Carmelita menyebut, pelaku industri pelayaran di negara lain bisa mendapatkan bunga pinjaman satu digit sekitar dua hingga tiga persen. Sementara di Indonesia, bunga pinjaman untuk industri pelayaran masih terbilang tinggi.
"Kita masih 11 persen kalau mau pinjam duit dari bank. Sementara mereka (pelaku suaha asing) dateng masuk ke Indonesia dengan harga kapal murah lalu bersaing dengan kita yang bayar bunganya 11 persen. Mati kita," ungkap Carmelita.
Untuk itu, Carmelita mendorong mendorong pemerintah dapat memberikan kebijakan-kebijakan promaritim. Hal itu seperti halnya yang sudah diterapkan negara-negara lainnya.
“Misalnya soal pajak, soal pembiayaan, ini kan kita bisa tinggal lihat di negara-negara maju maupun negara tetangga yang memang sudah lebih baik dari kita,” ungkap Carmelita.
Sementara itu, Wakil Ketua Umum II DPP INSA Darmadi Go mengatakan asas cabotage saat ini perlu terus dijaga. Dengan adanya penerapan asas cabotage, Darmadi menilai hal itu berpengaruh dengan perkembangan industri maritim saat ini terutama dalam menghadapi daya saing.

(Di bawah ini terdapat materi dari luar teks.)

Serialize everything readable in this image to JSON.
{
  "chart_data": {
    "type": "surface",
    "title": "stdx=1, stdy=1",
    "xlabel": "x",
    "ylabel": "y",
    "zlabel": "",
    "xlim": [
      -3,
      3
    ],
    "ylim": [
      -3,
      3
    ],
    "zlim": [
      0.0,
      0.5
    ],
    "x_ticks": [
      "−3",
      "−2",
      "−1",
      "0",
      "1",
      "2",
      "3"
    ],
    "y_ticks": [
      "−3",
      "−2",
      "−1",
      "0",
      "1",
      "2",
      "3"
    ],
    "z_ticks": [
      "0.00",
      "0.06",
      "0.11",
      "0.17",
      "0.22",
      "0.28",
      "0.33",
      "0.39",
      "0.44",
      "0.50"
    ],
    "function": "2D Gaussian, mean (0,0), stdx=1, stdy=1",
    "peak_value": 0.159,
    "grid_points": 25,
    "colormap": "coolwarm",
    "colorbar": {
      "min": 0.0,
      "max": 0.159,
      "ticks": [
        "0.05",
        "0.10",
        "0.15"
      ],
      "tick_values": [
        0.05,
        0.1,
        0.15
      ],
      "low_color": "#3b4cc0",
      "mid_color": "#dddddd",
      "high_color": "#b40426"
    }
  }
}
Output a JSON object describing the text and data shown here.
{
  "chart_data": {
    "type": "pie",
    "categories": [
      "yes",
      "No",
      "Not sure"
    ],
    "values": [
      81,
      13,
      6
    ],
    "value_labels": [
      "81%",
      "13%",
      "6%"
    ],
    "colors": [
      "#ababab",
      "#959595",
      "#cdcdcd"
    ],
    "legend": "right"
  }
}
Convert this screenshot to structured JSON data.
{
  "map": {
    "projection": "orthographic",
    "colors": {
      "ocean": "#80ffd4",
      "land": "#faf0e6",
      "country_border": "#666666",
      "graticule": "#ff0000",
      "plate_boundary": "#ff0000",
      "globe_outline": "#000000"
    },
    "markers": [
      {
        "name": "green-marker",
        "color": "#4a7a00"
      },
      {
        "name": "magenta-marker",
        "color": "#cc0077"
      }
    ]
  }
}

"Daya saing, kita harus melihat standar kapal Indonesia harusnya berstandar internasional dan itu target kita," tutur Darmadi.
Untuk mencapai hal tersebut, Darmadi menilai butuh bantuan pemerintah. Sementara saat ini masih dibutuhkan biaya yang cukup besar untuk memiliki kapal dengan standar yang memenuhi secara internasional.